The NIMH indicated, “DBS carries risks associated with any type of brain surgery.” The side effects or complications could include: stroke or bleeding in the brain; infection; disorientation or confusion; unwanted mood changes; movement disorders (isn’t DBS supposed to treat these?); lightheadedness; trouble sleeping. And DBS does not halt the progressive neurodegeneration of Parkinson’s. In the long run, patients will succumb to symptoms not effectively treated by DBS, like cognitive deterioration.

An article by Jeanene Swanson for The Fix referred to DBS surgery as a “relatively simple neurological procedure” (?) that could be used to treat a variety of disorders, including addiction, severe depression cluster headaches and obesity (None of these are approved DBS treatments at this time).
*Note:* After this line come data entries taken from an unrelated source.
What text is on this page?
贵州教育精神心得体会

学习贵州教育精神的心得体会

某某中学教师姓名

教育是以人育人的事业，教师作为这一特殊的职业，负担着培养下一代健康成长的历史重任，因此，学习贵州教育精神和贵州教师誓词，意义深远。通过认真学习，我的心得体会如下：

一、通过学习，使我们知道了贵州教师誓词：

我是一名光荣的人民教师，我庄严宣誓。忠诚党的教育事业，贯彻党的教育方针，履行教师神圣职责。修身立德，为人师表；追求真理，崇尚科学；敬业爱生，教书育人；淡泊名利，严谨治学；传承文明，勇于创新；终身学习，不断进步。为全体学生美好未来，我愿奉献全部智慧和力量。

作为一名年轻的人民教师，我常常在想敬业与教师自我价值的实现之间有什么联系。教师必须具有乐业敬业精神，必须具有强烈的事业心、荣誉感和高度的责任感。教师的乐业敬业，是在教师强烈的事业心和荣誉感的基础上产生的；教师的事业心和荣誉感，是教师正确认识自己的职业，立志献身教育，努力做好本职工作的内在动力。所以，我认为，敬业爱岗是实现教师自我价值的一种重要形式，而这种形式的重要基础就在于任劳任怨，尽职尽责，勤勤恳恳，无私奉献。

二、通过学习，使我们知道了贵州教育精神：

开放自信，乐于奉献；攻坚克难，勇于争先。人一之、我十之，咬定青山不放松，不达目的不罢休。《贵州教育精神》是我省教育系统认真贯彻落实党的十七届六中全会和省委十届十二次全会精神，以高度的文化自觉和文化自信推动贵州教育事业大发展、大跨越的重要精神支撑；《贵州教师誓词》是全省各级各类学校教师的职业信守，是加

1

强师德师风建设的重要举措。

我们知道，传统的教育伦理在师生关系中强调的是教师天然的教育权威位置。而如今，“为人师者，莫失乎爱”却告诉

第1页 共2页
DBS treatment for addiction was accidently “discovered” in 2006 by Jens Kuhn of the University of Cologne when Kuhn tried DBS as a treatment for panic disorder. “Recent valid animal studies show significant induced improvement in cocaine, morphine, and alcohol addiction behavior following DBS of the nucleus accumbens.”

Wayne Hall indicated that the interest in using DBS for treating addiction isn’t great. He suspected this was because it is an expensive, high technology intervention for a small minority of patients. He further noted that interest has declined for using DBS for depression because of poor trial results. However, that could be resurrected if more promising sites for stimulation were identified.

I would predict that if DBS is used for addiction in the future it will only be used in a minority of patients and will remain a niche treatment for addiction rather than becoming a mainstay form of treatment as it looks like it’s becoming for Parkinson’s disease and other movement disorders.

Dr. Nadar Pouratian of UCLA thinks it can be a promising treatment for addiction, but the earliest it could be available would be five years from now. “I think it’s a promising therapy for a spectrum of diseases, including addiction, but we need to be a little bit more methodical or careful—every time a trial does not work, the negative repercussions [do] far greater harm to the field.”

Could that be because DBS for addiction and depression is therapeutic overkill? Could it be because it’s dangerous when applied for addiction and depression? When the current state of knowledge doesn’t know how DBS works, and when the complexity of the neural networks for addiction and depression aren’t clearly understood, treating them with DBS seems like taking a huge risk.